У Евы с намазанных жирной кровью уст не слезала улыбка. Она намертво пришпилила ее, приклеила строительным клеем. Гитлер слышал гул вокруг себя -- это гудели его люди, его подчиненные, его слуги, его воины, его народ. Он говорили. О чем? О нем? Он не знал. Он не хотел слышать и знать.
Это свадьба, а все остальное надо выкинуть из головы. Они с Евой сегодня женятся. Они уже поставили подписи на документах. Брак, законный и долгожданный, и два голубя, целующихся на крыше, и два человека, они завтра должны убить себя, чтобы не достаться врагу живьем. Ева, мое дорогое дитя, я взял тебя, когда тебе было двадцать лет, и тринадцать лет ты была верна мне. Мы уже прожили жизнь супругов, жизнь Одина и Фрикки. Нам осталось прожить сегодня и завтра жизнь двух безымянных эльфов. А потом нам почистят пистолеты, всунут в кулаки, мы выйдем во двор, на свежий воздух, и, нежно поглядев друг на друга, выстрелим себе в висок. Нет, лучше так, моя Ева: ты будешь стоять навытяжку, как скаут, а я выстрелю сначала в тебя, потом в себя. Я сам убью тебя.
- Дорогие гости! Дорогие верные друзья нашего великого Фюрера! Позвольте поднять бокалы за здоровье молодоженов! Чудесная подруга могучего Вождя сегодня стала его законной женой! Сегодня великая пара...
Великая пара. Вот они уже и боги. Чего больше желать человеку при жизни? Он прожил свою жизнь. Он изжил ее. Проел, пропил; провоевал. Он вкусил великую войну, величайшую из всех, пережитых человечеством. Он пригубил военного горького, пьяного вина из жестяной фляги, и он читал слепыми, слезящимися глазами надпись на крышке: "С НАМИ БОГ", и из-под обожженных век вдаль летели зрачки, оставляющие на бесстрастном глазном дне красный негатив смерти. Война -- смерть; людишек слишком много расплодилось, война чистит человечество лопатой, бросает в печь, и печь работает неустанно, поленья тел горят, черный жирный дым летит ввысь. Никто и имен не запомнит. Никто не нарисует никогда.
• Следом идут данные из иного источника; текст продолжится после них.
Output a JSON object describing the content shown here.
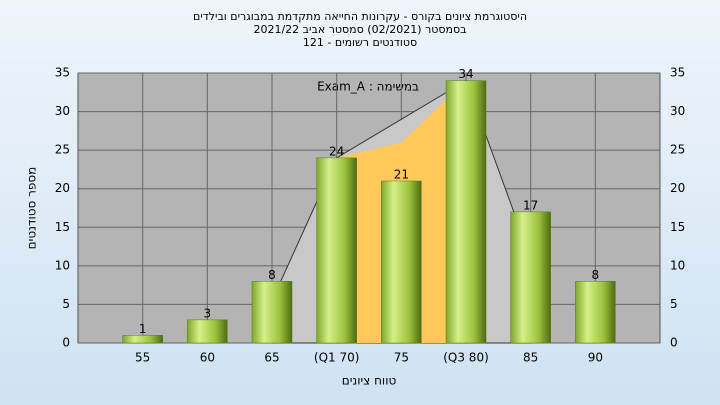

Важно уметь убить память. Стерев с лица земли целые народы, ты посеешь радость сей минуты. Прошлого нет. Будущего нет. Есть только здесь и сейчас.
Он встал, качаясь. Он не был пьян. Он трезв как никогда. Он сейчас скажет. Скажет им всем. Напоследок. Навсегда. На память. Чушь, но ведь памяти нет! Ты сжег ее! В Равенсбрюке! В Треблинке! В Аушвице!
- Аушвиц, - сказал Гитлер, покачиваясь. Он высоко поднял бокал со шнапсом. Другой рукой он вынужден был вцепиться в спинку стула, чтобы не упасть.
- Что?
К нему наклонились. Его о чем-то спрашивали. Он не мог ответить. У него заложило уши.
- Сегодня! - Он возвысил голос. - Я пью! За эту женщину! Которая! Прошла со мной! Долгий путь...
Закашлялся. Покачнулся сильнее. Ринулись двое, с двух сторон подхватили под руки. Он устоял. Шепот гулял по душной комнате: Фюреру плохо, Фюреру дурно.
Он выпрямился. Ева сидела бестрепетно. Косила глазом. Он ощупывал глазами ее нарумяненную гладкую щеку, хрящик ее тонкого носа, ее русые кудри, умело заколотые чуть выше ушей, ее изящные ушки с изумрудами в мочках. Она всегда умела одеваться. И украшаться. Он так и не дал ей стать актрисой. Большой актрисой. У нее были задатки, но, он видел это, не было воли к действию. Она так и осталась женой. Кухаркой. Домашней шлюшкой. Молельщицей за него в кирхе.
- Дети, - пробормотал он. - Где наши дети?
Все замолкли за столом. Положили на скатерть вилки и ножи. Ждали.
Кажется, они все испугались; иначе почему же у всех стали такие белые, такие мучнистые, блинные лица?
- Где наши дети?! - крикнул он, и капля его слюны попала Еве на голое белое плечо. - Где наши дети, я тебя спрашиваю?!
Уже бежали с каплями в мензурке. Уже колыхали перед ним чьим-то мещанским веером. Кричали: успокойтесь! Мотались длинные, уродливо вытянутые фигуры, болтали пустыми рукавами, мелькали белые, желтые, изрытые оспой времени тарелки, чашки, селедочницы, супницы, изгибались червями и округлялись губами, испытавшими лютый страх, печенья и безе, сбивались кеглями плотные и худенькие женские тела, ложились на землю, на траву под ветром, сдернутые со столов снежные скатерти. Пир плыл прочь, уплывал из-под ног, как уплывала вредная, жгучая жизнь, вспыхивал молниями ложек, тонул половниками в сладком и горьком вареве -- повара казнить! Лакея казнить! Официанта...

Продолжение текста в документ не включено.